It sounds fancy, doesn't it? The word vinaigrette makes this salad seem loftier than it is, we promise. Since vinaigrette is essentially three parts oil to one part vinegar or lemon juice (plus whatever else you want to throw in), there's really nothing to it.
You can peel and slice and avocado, right? You can heat pre-cooked bacon in the microwave, yes? And we know you can whisk together a few simple ingredients you probably already have on hand.
This salad is easy. And it's colorful, rich and sharp.
Inspired by Sunset Magazine, but tinkered around with by Half Assed Kitchen...
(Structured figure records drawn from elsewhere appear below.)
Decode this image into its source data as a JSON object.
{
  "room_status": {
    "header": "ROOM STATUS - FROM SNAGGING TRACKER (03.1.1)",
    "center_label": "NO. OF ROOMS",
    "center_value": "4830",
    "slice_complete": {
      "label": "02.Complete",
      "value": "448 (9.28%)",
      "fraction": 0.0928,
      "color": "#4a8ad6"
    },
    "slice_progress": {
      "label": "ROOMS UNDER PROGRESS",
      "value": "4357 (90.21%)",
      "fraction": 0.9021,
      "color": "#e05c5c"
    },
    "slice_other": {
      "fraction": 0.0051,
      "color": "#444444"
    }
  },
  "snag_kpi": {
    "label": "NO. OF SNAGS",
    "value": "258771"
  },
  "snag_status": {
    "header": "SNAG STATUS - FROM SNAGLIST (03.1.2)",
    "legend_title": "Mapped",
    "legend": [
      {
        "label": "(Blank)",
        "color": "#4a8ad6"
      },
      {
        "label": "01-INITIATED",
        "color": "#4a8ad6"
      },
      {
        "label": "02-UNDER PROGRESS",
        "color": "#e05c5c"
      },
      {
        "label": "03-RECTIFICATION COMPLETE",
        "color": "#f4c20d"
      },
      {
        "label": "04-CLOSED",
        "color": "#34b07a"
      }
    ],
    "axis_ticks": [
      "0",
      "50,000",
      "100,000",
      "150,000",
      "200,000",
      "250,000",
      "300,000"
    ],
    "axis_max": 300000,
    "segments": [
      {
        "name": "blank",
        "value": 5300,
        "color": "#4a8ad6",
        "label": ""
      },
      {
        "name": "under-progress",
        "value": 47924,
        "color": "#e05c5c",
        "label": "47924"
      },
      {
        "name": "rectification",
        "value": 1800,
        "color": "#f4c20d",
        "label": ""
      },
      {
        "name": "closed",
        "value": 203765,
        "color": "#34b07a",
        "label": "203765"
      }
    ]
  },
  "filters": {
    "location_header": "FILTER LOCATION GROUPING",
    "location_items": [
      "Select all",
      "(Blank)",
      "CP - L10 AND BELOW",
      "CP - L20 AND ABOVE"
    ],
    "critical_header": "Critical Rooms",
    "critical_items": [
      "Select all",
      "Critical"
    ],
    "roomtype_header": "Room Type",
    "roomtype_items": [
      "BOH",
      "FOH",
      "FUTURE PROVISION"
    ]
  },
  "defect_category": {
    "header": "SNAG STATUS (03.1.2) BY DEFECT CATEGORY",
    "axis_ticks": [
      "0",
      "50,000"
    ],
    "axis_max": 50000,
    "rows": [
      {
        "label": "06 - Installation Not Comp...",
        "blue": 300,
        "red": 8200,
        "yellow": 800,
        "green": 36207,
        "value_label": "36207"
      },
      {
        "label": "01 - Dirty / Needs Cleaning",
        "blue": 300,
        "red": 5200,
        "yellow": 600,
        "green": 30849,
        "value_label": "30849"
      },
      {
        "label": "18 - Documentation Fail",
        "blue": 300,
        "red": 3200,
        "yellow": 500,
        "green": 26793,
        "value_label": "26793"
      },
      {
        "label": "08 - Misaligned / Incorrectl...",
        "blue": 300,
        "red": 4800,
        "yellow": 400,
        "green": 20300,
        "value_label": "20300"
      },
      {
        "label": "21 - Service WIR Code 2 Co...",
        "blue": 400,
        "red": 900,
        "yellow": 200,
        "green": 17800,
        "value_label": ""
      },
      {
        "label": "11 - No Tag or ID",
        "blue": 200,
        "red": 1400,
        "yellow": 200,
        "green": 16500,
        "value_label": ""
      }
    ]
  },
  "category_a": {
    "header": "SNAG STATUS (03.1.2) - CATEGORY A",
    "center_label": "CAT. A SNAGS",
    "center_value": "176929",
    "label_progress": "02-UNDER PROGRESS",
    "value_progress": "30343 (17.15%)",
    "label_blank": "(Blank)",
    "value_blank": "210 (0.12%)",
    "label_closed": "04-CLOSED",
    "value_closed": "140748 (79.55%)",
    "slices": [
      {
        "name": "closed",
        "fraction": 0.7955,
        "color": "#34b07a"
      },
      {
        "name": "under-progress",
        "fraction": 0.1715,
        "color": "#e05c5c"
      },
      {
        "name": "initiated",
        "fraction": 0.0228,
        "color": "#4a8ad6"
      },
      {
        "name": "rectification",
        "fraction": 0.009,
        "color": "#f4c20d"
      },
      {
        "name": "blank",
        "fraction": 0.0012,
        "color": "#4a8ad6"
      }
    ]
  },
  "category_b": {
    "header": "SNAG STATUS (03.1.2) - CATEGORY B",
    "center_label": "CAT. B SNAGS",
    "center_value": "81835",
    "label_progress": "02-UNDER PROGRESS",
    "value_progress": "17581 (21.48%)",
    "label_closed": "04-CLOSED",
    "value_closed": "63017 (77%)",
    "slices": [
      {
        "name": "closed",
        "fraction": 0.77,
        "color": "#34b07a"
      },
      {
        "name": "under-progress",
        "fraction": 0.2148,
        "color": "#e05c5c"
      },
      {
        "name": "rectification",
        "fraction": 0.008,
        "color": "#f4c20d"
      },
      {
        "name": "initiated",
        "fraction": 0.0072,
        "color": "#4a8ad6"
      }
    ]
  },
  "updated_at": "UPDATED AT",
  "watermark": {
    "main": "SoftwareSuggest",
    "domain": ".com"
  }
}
Rating: 1/4 assed (SO easy)
Here's what you need and how you do it
5-6 slices bacon (get pre-cooked if you can)
2 firm-ripe avocados
2 Tablespoons flat-leaf parsley, chopped
Vinaigrette:
1/2 cup olive oil
3 Tablespoons lemon juice
1/4 teaspoon salt (or more to taste)
1/2 teaspoon sugar
1 Tablespoon minced shallot (optional)
Cook or heat bacon and mince. Cut avocados in half and stab pits with a sharp knife. Twist gently to remove pit. Score avocado skin and gently peel (it should come off easily if it's ripe). Slice avocados into wedges.
Mix vinaigrette ingredients.
Serve avocado wedges on a plate, top with warm bacon, sprinkle with parsley and spoon vinaigrette over the top.